En outre, si on considère cette fois le flux d’investissements directs étrangers (IDE) entre les deux pays, la fin des années 2000 se caractérise par une nette montée en puissante, au point qu’en 2008 l’Azerbaïdjan est devenu le premier investisseur étranger en Turquie, alors que désormais l’Azerbaïdjan est le pays où les investissements turcs à l’étranger sont les plus élevés. Belle réciprocité donc. La surprenante performance de 2008 est liée aux investissements de la compagnie nationale SOCAR et de Turcas Petrokimya A.Ş. dans le secteur énergétique turc et tout spécifiquement au rachat progressif de la raffinerie PETKİM à Aliağa/İzmir. Par la suite, de nouveaux investissements ont été annoncés avec le projet de construction d’une nouvelle raffinerie – du nom évocateur de « Star » - toujours à Aliağa. Annoncé en mai 2013, ce projet de construction qui associe aussi des entreprises espagnole et japonaise, représenterait un investissement total de l’ordre de 17 milliards de dollars US échelonné jusqu’en 20183. A l’inverse, on dénombre plus de 2 500 entreprises turques en Azerbaïdjan, notamment dans le secteur du Bâtiment-Travaux-Publics qui – selon les statistiques officielles turques - aurait réalisé depuis l’indépendance de l’Azerbaïdjan 363 projets d’une valeur totale de 11 milliards de dollars US.

Au niveau touristique, l’intensification des relations est aussi frappante.
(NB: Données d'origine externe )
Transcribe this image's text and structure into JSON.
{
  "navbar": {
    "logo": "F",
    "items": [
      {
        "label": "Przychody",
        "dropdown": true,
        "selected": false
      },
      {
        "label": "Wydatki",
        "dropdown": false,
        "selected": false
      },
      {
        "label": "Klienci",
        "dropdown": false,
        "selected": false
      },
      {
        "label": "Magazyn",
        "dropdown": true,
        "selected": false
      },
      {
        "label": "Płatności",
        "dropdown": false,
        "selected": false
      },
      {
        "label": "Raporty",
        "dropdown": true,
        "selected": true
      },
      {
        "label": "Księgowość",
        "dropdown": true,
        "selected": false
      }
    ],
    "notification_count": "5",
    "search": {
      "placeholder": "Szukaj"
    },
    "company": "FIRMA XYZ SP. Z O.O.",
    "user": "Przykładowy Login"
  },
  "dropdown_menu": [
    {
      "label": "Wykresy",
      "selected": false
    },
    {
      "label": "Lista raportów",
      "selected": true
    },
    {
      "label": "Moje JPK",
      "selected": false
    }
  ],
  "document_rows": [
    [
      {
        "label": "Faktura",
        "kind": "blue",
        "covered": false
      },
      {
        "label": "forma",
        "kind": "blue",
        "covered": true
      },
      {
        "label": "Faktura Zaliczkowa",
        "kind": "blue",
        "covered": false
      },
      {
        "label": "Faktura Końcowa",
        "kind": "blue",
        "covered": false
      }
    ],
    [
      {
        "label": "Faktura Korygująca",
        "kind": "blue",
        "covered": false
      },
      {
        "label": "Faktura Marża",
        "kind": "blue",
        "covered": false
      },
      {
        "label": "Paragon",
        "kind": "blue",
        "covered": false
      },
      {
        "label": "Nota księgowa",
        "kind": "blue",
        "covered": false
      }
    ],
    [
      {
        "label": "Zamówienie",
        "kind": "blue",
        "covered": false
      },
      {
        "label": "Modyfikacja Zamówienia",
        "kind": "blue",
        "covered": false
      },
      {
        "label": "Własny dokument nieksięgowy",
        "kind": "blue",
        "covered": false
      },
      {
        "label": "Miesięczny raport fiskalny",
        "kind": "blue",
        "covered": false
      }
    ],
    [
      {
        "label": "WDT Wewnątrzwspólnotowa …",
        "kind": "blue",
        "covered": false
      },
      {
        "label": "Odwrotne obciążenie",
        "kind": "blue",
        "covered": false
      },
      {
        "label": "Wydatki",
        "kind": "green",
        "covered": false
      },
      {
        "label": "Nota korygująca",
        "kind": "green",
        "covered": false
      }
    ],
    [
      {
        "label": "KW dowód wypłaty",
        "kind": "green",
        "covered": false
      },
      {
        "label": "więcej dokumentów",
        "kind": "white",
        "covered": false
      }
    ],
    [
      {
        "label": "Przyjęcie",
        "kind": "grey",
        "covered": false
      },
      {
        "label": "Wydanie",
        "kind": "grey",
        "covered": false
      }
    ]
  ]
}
En 2015 plus de 600 000 citoyens azerbaïdjanais se sont rendus en Turquie ; même si c’est beaucoup moins que le nombre de Géorgiens (plus de 2 millions !), cela représente une forte augmentation, sachant cependant que la principale augmentation a eu lieu dans les années précédentes, le contingent annuel azerbaïdjanais passant de 122.000 à 486.000 entre 1999 et 20104. Ces touristes sont en outre pour une large part des « touristes à la valise », à savoir des femmes, en grande majorité, qui « navettent » entre les deux pays dans le but de revendre en Azerbaïdjan des produits (souvent textile) achetés en Turquie. Parallèlement, les citoyens turcs représentent de leur côté un des premiers contingents nationaux parmi les « touristes » étrangers se rendant en Azerbaïdjan, le troisième en 2013.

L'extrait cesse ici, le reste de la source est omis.